Elle est grande, élancée, élégante avec ses costards, ses talons, ses jolis chemisiers blancs dont elle n'arrête pas de changer, asséchant ses aisselles pour être toujours impeccable, chassant cette horrible odeur humaine qui pourrait altérer l'image qu'elle se donne de dure performante. Émilie est prête à tout pour grimper les échelons des responsabilités dans une entreprise qu'elle a dans la peau, ambitieuse et sans faille. Elle a un regard magnifique, qu'elle a réussi à dompter, ne laissant rien paraître de ses émotions, battante, terrible, glacée. C'est que, parmi les rouages qui activent cette grosse boite anonyme semblable à plein d'autres, où les dirigeants ne communiquent avec leurs cadres que par Skype, elle occupe un rôle prééminent d'encadrement du personnel, sous la houlette d'un DRH charmeur (Lambert Wilson) qui lui confie les missions délicates, flatte son côté « killeuse » de choc, lui jurant qu'elle est la meilleure, lui demandant toujours davantage.
Surtout pas de licenciement ! C'est la consigne : ici, on pousse celle ou celui dont on veut se débarrasser au découragement, on lui impose des mutations impossibles à accepter, des objectifs impossibles à atteindre, des consignes contradictoires. Connaître les points faibles, le détail de la vie privée qui permet de manœuvrer jusqu'à ce que la personne harcelée jette l'éponge et parte d'elle-même...

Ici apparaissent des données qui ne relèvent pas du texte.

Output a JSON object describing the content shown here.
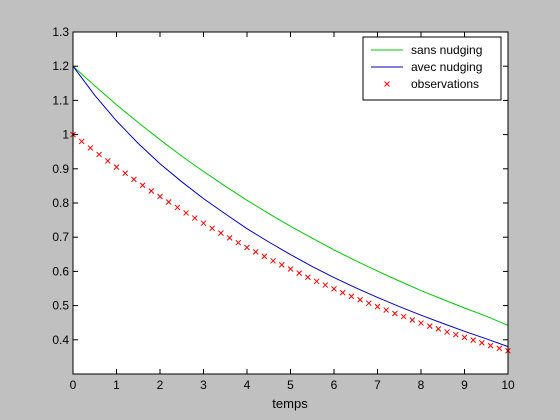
{
  "chart_data": {
    "type": "line",
    "title": "",
    "xlabel": "temps",
    "ylabel": "",
    "xlim": [
      0,
      10
    ],
    "ylim": [
      0.3,
      1.3
    ],
    "xticks": [
      "0",
      "1",
      "2",
      "3",
      "4",
      "5",
      "6",
      "7",
      "8",
      "9",
      "10"
    ],
    "yticks": [
      "0.4",
      "0.5",
      "0.6",
      "0.7",
      "0.8",
      "0.9",
      "1",
      "1.1",
      "1.2",
      "1.3"
    ],
    "grid": false,
    "legend_position": "top-right",
    "colors": {
      "figure_background": "#c0c0c0",
      "axes_background": "#ffffff",
      "sans_nudging": "#00cc00",
      "avec_nudging": "#0000cc",
      "observations": "#ff0000"
    },
    "series": [
      {
        "name": "sans nudging",
        "style": "line",
        "x": [
          0,
          0.5,
          1,
          1.5,
          2,
          2.5,
          3,
          3.5,
          4,
          4.5,
          5,
          5.5,
          6,
          6.5,
          7,
          7.5,
          8,
          8.5,
          9,
          9.5,
          10
        ],
        "y": [
          1.2,
          1.143,
          1.087,
          1.035,
          0.985,
          0.937,
          0.892,
          0.849,
          0.808,
          0.769,
          0.732,
          0.697,
          0.663,
          0.631,
          0.601,
          0.572,
          0.544,
          0.518,
          0.493,
          0.469,
          0.442
        ]
      },
      {
        "name": "avec nudging",
        "style": "line",
        "x": [
          0,
          0.5,
          1,
          1.5,
          2,
          2.5,
          3,
          3.5,
          4,
          4.5,
          5,
          5.5,
          6,
          6.5,
          7,
          7.5,
          8,
          8.5,
          9,
          9.5,
          10
        ],
        "y": [
          1.2,
          1.115,
          1.04,
          0.974,
          0.915,
          0.862,
          0.813,
          0.768,
          0.725,
          0.686,
          0.649,
          0.614,
          0.582,
          0.552,
          0.524,
          0.497,
          0.472,
          0.448,
          0.425,
          0.403,
          0.38
        ]
      },
      {
        "name": "observations",
        "style": "marker-x",
        "x": [
          0,
          0.2,
          0.4,
          0.6,
          0.8,
          1,
          1.2,
          1.4,
          1.6,
          1.8,
          2,
          2.2,
          2.4,
          2.6,
          2.8,
          3,
          3.2,
          3.4,
          3.6,
          3.8,
          4,
          4.2,
          4.4,
          4.6,
          4.8,
          5,
          5.2,
          5.4,
          5.6,
          5.8,
          6,
          6.2,
          6.4,
          6.6,
          6.8,
          7,
          7.2,
          7.4,
          7.6,
          7.8,
          8,
          8.2,
          8.4,
          8.6,
          8.8,
          9,
          9.2,
          9.4,
          9.6,
          9.8,
          10
        ],
        "y": [
          1,
          0.98,
          0.961,
          0.942,
          0.923,
          0.905,
          0.887,
          0.869,
          0.852,
          0.835,
          0.819,
          0.803,
          0.787,
          0.771,
          0.756,
          0.741,
          0.726,
          0.712,
          0.698,
          0.684,
          0.67,
          0.657,
          0.644,
          0.631,
          0.619,
          0.607,
          0.595,
          0.583,
          0.571,
          0.56,
          0.549,
          0.538,
          0.527,
          0.517,
          0.507,
          0.497,
          0.487,
          0.477,
          0.468,
          0.458,
          0.449,
          0.44,
          0.432,
          0.423,
          0.415,
          0.407,
          0.399,
          0.391,
          0.383,
          0.375,
          0.368
        ]
      }
    ]
  }
}
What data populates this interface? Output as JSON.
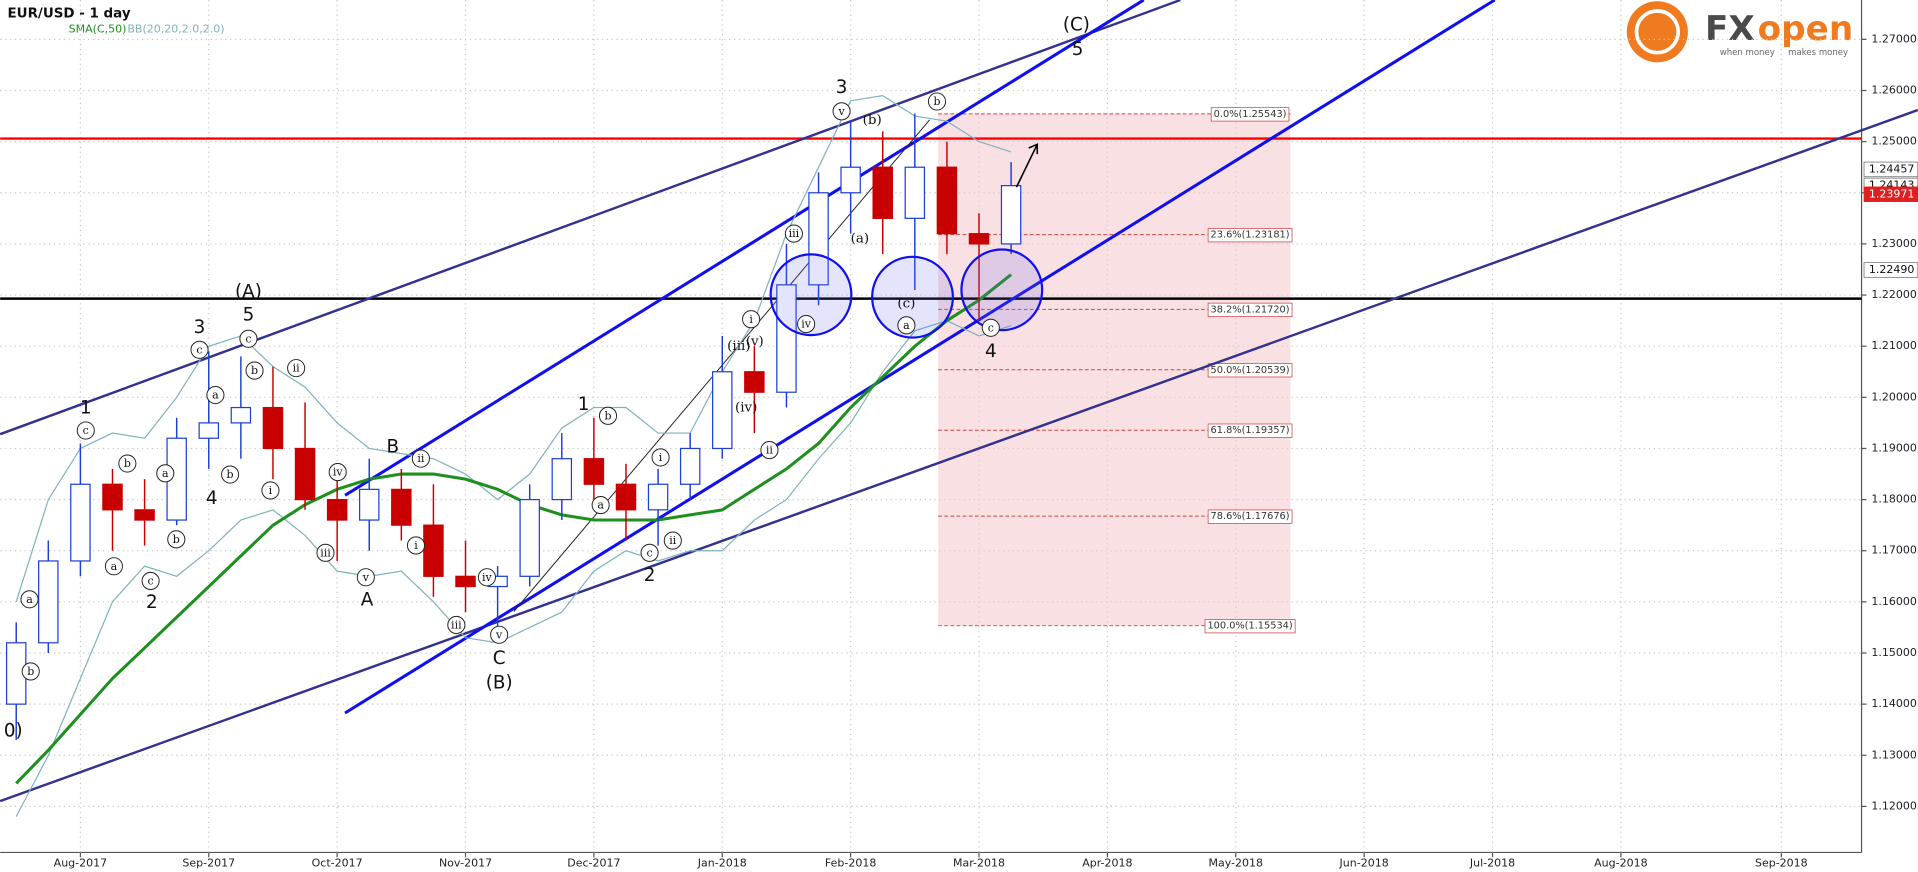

Dans des espaces déshumanisés de bureaux vitrés et d'open spaces clean résolument modernes, les salariés sont sur la défensive : être le meilleur, être au top, guetter l'intention cachée, deviner d'où vient le vent... Même les relations qui se tissent autour des espaces de pause ne parviennent pas à dissimuler l'angoisse chronique qui pousse chacun à surveiller l'autre de peur qu'il grignote votre place. Le DRH à la voix chaude pilote l'équipe d'encadrement, met la pression, laisse le sale boulot aux autres... et quand se profile une enquête suite au suicide d'un employé poussé à bout, Émilie réalise vite qu'elle risque de passer du rôle de première de la classe à celui de fusible, et que la direction et ses représentants n'auront aucun état d'âme à lui faire porter la responsabilité du problème pour éviter que l'entreprise ne soit éclaboussée, sans qu'aucun des salariés ne viennent à son aide tant elle s'est isolée... Dès lors, il n'y aura pas d'autre solution pour elle : si elle veut sauver sa peau, il va falloir qu'elle y mette les moyens, quitte à jouer sa « carrière », quitte à se montrer plus cynique que les cyniques qui l'ont mise dans cette impasse.
C'est mené comme un polar, une histoire pleine de suspense qui n'est pas sans faire penser à la série de suicides qui avait frappé France Télécom. « J'avais été particulièrement choqué par le cynisme du PDG d'alors, déclarant qu'il fallait mettre un terme à cette “mode de suicides”... comme si c'étaient ceux qui souffrent qui étaient responsables » dit Nicolas Silhol. La personnalité de l'inspectrice du travail qui mène son enquête, mélange de dureté et d'empathie, colle bien avec son rôle et si elle est inflexible quant à l'application de la règle, elle est pour Émilie la perspective d'un autre choix possible, l'occasion de casser l'armure comme on dit. Si la ligne d'horizon d'Émilie est son intérêt personnel avant tout, sa rage d'être lâchée par ses supérieurs va lui donner l'énergie de renverser la vapeur avec la même détermination qu'elle mettait à accomplir son rôle de tueuse... Rien n'est si simple ici, et c'est bien pour cela que le film passionne : suspense pour suspense, la fiction est d'autant plus prenante qu'elle est solidement ancrée dans la réalité.